Insisting that he was confident sufficient preventative measures had been put in place, Mr. Tedros announced that he had decided to reconvene an Emergency Committee “as soon as possible to assess the threat of this development and advise me accordingly”.
The two top UN officials were chairing a high-level event on the ourbreak that included the DRC Minister of Health, Dr. Oly Ilunga, the Minister for Solidarity and Humanitarian Action, Bernard Biando Sango, and the Secretary of State for International Development of the United Kingdom, the Rt. Hon. Rory Stewart, as keynote speakers.
More than 2,400 cases of infection, 1,650 deaths
Since the latest Ebola outbreak was officially declared in the eastern DRC provinces of North Kivu and Ituri last August, there have been more than 2,400 confirmed and probable cases and 1,647 deaths, according to latest data from the country’s authorities.
Despite the high toll, the ongoing risk to neighbouring countries – not least Uganda, which has just overcome a recent case of DRC-originating Ebola infection – and reports that the disease has reached the large city of Goma for the first time via an infected pastor, Mr. Lowcock noted that “just a small fraction” of the $2 billion fund to tackle the 2014-16 West Africa Ebola outbreak has been made available to date.
The UN official also credited MONUSCO, the UN peacekeeping mission in DRC, for facilitating the work of health teams tasked with tracing potential Ebola patients, in areas prone to attack by armed groups, in an appeal for greater political and financial support.
Without this help, Mr. Lowcock warned, Ebola treatment centres risk closing.
It is also likely that there will be fewer teams able to carry out the vital work to “immediately investigate, isolate, treat and trace each new case, no matter where the disease pops up”, he said.
“We have started to get some momentum in former hotspots Butembo and Katwa, but unless we scale up the response we risk losing it,” he added. “The cheapest strategy is to invest fully at this point and to stop the current outbreak rather than to under-invest now and have the outbreak linger over a longer timeframe and possibly spread further geographically.”
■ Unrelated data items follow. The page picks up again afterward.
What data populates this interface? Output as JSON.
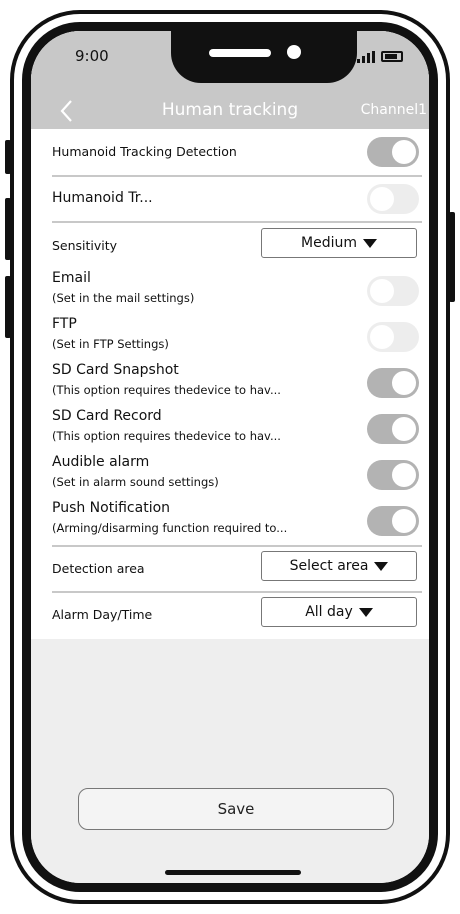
{
  "status_bar": {
    "time": "9:00"
  },
  "header": {
    "back_icon": "chevron-left-icon",
    "title": "Human tracking",
    "channel": "Channel1"
  },
  "settings": {
    "humanoid_tracking_detection": {
      "label": "Humanoid Tracking Detection",
      "enabled": true
    },
    "humanoid_tracking_truncated": {
      "label": "Humanoid Tr...",
      "enabled": false
    },
    "sensitivity": {
      "label": "Sensitivity",
      "value": "Medium"
    },
    "email": {
      "label": "Email",
      "sub": "(Set in the mail settings)",
      "enabled": false
    },
    "ftp": {
      "label": "FTP",
      "sub": "(Set in FTP Settings)",
      "enabled": false
    },
    "sd_snapshot": {
      "label": "SD Card Snapshot",
      "sub": "(This option requires thedevice to hav...",
      "enabled": true
    },
    "sd_record": {
      "label": "SD Card Record",
      "sub": "(This option requires thedevice to hav...",
      "enabled": true
    },
    "audible_alarm": {
      "label": "Audible alarm",
      "sub": "(Set in alarm sound settings)",
      "enabled": true
    },
    "push_notification": {
      "label": "Push Notification",
      "sub": "(Arming/disarming function required to...",
      "enabled": true
    },
    "detection_area": {
      "label": "Detection area",
      "value": "Select area"
    },
    "alarm_day_time": {
      "label": "Alarm Day/Time",
      "value": "All day"
    }
  },
  "footer": {
    "save_label": "Save"
  },
  "colors": {
    "header_bg": "#c8c8c8",
    "toggle_on": "#b3b3b3",
    "toggle_off": "#ededed",
    "screen_bg": "#eeeeee"
  }
}
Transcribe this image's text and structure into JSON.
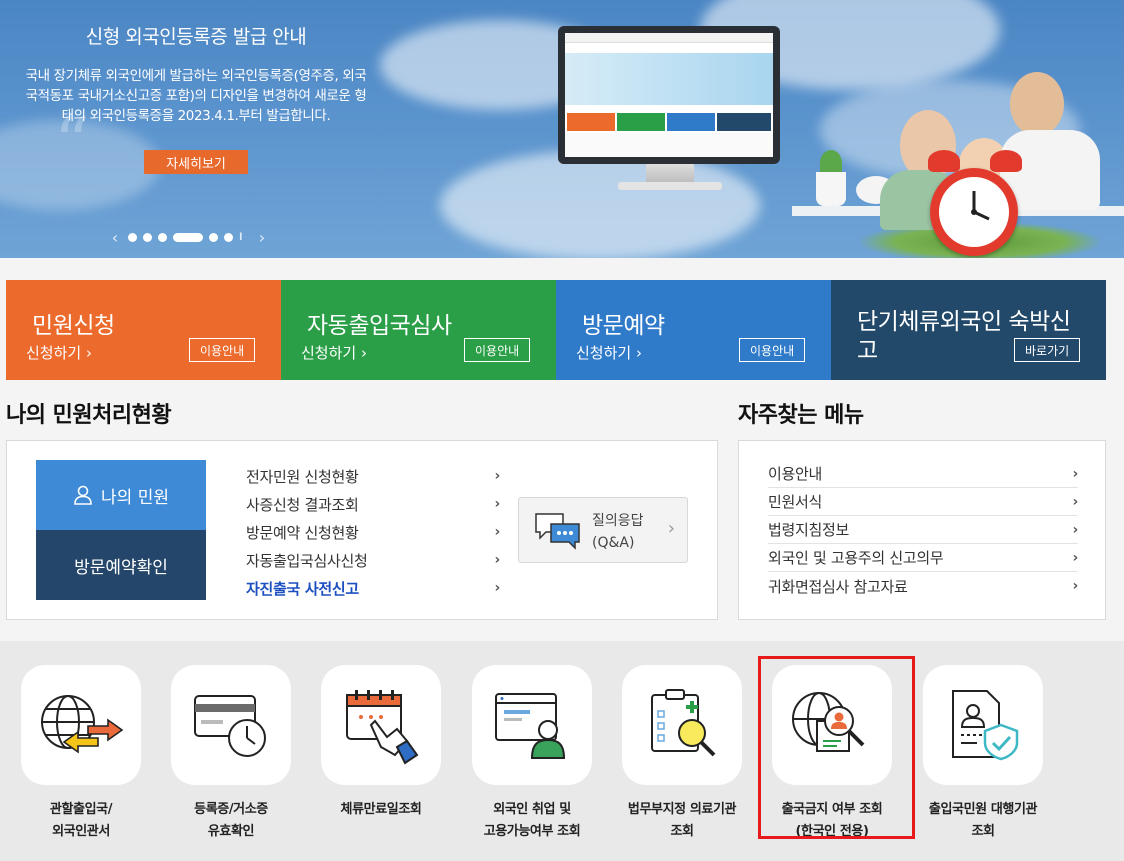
{
  "hero": {
    "title": "신형 외국인등록증 발급 안내",
    "description": "국내 장기체류 외국인에게 발급하는 외국인등록증(영주증, 외국국적동포 국내거소신고증 포함)의 디자인을 변경하여 새로운 형태의 외국인등록증을 2023.4.1.부터 발급합니다.",
    "detail_button": "자세히보기",
    "prev": "‹",
    "next": "›",
    "pause": "ll"
  },
  "tiles": [
    {
      "title": "민원신청",
      "sub": "신청하기 ›",
      "button": "이용안내",
      "color": "#ec6a2c"
    },
    {
      "title": "자동출입국심사",
      "sub": "신청하기 ›",
      "button": "이용안내",
      "color": "#2a9f47"
    },
    {
      "title": "방문예약",
      "sub": "신청하기 ›",
      "button": "이용안내",
      "color": "#2f7ac9"
    },
    {
      "title": "단기체류외국인 숙박신고",
      "button": "바로가기",
      "color": "#23496a"
    }
  ],
  "my_status": {
    "heading": "나의 민원처리현황",
    "my_civil": "나의 민원",
    "visit_confirm": "방문예약확인",
    "links": [
      "전자민원 신청현황",
      "사증신청 결과조회",
      "방문예약 신청현황",
      "자동출입국심사신청",
      "자진출국 사전신고"
    ],
    "qa_title": "질의응답",
    "qa_sub": "(Q&A)"
  },
  "favorites": {
    "heading": "자주찾는 메뉴",
    "links": [
      "이용안내",
      "민원서식",
      "법령지침정보",
      "외국인 및 고용주의 신고의무",
      "귀화면접심사 참고자료"
    ]
  },
  "services": [
    {
      "line1": "관할출입국/",
      "line2": "외국인관서",
      "icon": "globe-arrows-icon"
    },
    {
      "line1": "등록증/거소증",
      "line2": "유효확인",
      "icon": "card-clock-icon"
    },
    {
      "line1": "체류만료일조회",
      "line2": "",
      "icon": "calendar-hand-icon"
    },
    {
      "line1": "외국인 취업 및",
      "line2": "고용가능여부 조회",
      "icon": "browser-person-icon"
    },
    {
      "line1": "법무부지정 의료기관",
      "line2": "조회",
      "icon": "clipboard-magnifier-icon"
    },
    {
      "line1": "출국금지 여부 조회",
      "line2": "(한국인 전용)",
      "icon": "globe-person-magnifier-icon"
    },
    {
      "line1": "출입국민원 대행기관",
      "line2": "조회",
      "icon": "document-shield-icon"
    }
  ]
}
Health worker attacks near 200 since January: WHO’s Tedros
Echoing that message, WHO’s Mr. Tedros noted that although the Ebola case in Goma was very concerning, the agency had already vaccinated 3,000 people and ensured that the infected pastor was receiving care.
The deaths of two Ebola responders – “murdered in their home” – brought to almost 200 the number of attacks on health facilities and workers since January, with seven people killed in the violence to date, Mr. Tedros said, noting that every incident “gives Ebola an opportunity to spread..(it) gets a free ride in each and every attack”.
“Just when we start to get control of the virus in one area, it appears in another,” the WHO top official said. “Every attack sets us back. Every attack makes it more difficult to trace contacts, vaccinate and perform safe burials.”
Despite the complexity of the challenge in DRC and the “very high” risk of further spread, the efforts of front-line responders, the Ministry of Health, WHO and partners have been “heroic”, Mr. Tedros said, in reference to the more than 161,000 people vaccinated, 140,000 contacts traced and 71 million travellers screened, at a cost of $250 million “and counting”.
‘Frankly, I am embarrassed to talk only about Ebola’
Outside DRC, moreover, more than 10,000 people have been vaccinated in Uganda, South Sudan and Rwanda, he continued, while noting that after several visits to DRC, he had come to realize that it had many more problems to contend with than Ebola.
“I have travelled to North Kivu six times during this outbreak,” he said. “Frankly, I am embarrassed to talk only about Ebola. Together, we will end this outbreak. But unless we address its root causes – the weak health system, the insecurity and the political instability – there will be another outbreak.”